Last year, in its international newsletter distributed to patients, physicians and researchers, the Narcolepsy & Sleep Disorders organization called GHB "one of the few apparent success stories in the recent history of narcoleptic drug treatments. It has been extensively studied with some individuals having used the drug with good results for over 14 years." Stating that there were few reports of GHB prior to 1990 when it was a legally available over-the-counter drug with printed warnings and dosages and produced by reputable manufacturers, the organization said that its members were not allowed to attend and present evidence at an Oakland FDA-sponsored conference on GHB use in Northern California while the GHB-banning bill was being considered by the Legislature.
And one local expert believes that the effort to ban GHB has made the problem worse, rather than better, driving people away from established companies to underground manufacturers--and to new compounds.
"One of the things I predicted, in the face of the government's war on GHB, was that alternatives would quickly emerge into the marketplace," writes Steven Wm. Folkes, executive director of the Menlo Park-based Cognitive Enhancement Research Institute and a self-professed GHB user.
ACKNOWLEDGING THE MANY reported problems associated with GHB use, GHB advocates on the Internet blame them both on what they call "misuse" and on the government crackdown. One writes: "The problem is drunk teeny boppers take 10 times an adult dosage when they are already waxed. No wonder they pass out. GHB is NOT to be mixed with alcohol. Therein lie most of the problems. The rest come because the FDA has forced people to make it at home rather than buying quality professionally made GHB."
And because GHB is a chemical that naturally exists in the body, there is no telling how many of the problems attributed to the drug actually come from its illegal use. Last month, Alameda County law enforcement officials were investigating illegal use of GHB as the possible cause of the death of a 13-year-old Hayward boy after a small amount of the drug was found in his body. "But the amount of GHB that was found ... is consistent with the amount that can be found naturally in the body," a coroner's spokesperson told the San Francisco Chronicle. "As a result," the newspaper concluded, "officials are still unsure exactly how [the youth] died."
But there is one thing that law enforcement officials, government drug regulators and GHB advocates all agree on: At unknown dosages or ingested along with other drugs or mixed with unknown additives or alcohol, GHB can be deadly.
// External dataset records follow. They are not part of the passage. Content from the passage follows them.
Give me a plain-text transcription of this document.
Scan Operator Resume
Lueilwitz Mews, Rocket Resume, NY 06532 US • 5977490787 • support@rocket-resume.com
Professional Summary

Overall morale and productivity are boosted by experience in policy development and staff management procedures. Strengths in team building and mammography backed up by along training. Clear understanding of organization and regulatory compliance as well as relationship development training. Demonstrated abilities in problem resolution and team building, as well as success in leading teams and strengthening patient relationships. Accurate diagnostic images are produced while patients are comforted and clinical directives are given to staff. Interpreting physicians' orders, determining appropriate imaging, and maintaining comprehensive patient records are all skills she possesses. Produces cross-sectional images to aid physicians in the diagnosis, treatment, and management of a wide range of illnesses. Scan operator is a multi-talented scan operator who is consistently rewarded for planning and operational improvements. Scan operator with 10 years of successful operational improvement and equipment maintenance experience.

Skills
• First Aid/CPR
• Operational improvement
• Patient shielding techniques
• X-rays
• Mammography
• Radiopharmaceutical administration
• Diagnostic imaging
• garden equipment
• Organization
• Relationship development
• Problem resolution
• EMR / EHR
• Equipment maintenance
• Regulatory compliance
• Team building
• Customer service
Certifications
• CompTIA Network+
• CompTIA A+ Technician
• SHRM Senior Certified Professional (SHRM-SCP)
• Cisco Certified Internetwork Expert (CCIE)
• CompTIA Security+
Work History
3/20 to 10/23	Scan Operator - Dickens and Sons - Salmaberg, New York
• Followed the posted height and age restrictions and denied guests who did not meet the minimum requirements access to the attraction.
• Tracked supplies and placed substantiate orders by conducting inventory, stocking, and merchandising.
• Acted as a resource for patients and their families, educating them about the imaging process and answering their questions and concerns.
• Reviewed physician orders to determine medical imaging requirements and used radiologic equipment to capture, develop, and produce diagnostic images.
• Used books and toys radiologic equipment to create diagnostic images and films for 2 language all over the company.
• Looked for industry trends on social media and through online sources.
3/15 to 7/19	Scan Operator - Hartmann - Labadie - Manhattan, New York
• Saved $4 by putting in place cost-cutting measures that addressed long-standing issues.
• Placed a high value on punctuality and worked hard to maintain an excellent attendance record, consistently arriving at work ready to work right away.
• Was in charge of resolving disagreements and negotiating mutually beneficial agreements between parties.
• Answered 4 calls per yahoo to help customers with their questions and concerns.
Particularly vulnerable are youthful participants in all-night rave dances, where party drugs are often taken together and passed around without knowledge of their content or effects.
As one young Bay Area woman warned teenagers in an email circulated this month on the Internet, "For all of you out there that think G is okay, think again before you and your friends take it! I was at a party last weekend that was flooded with G. ... People kept throwing up after taking it. ... I know this may piss some of you off, but if you want to live dangerously, that's your prerogative. I'm a mother, and I plan on living to see my son grow."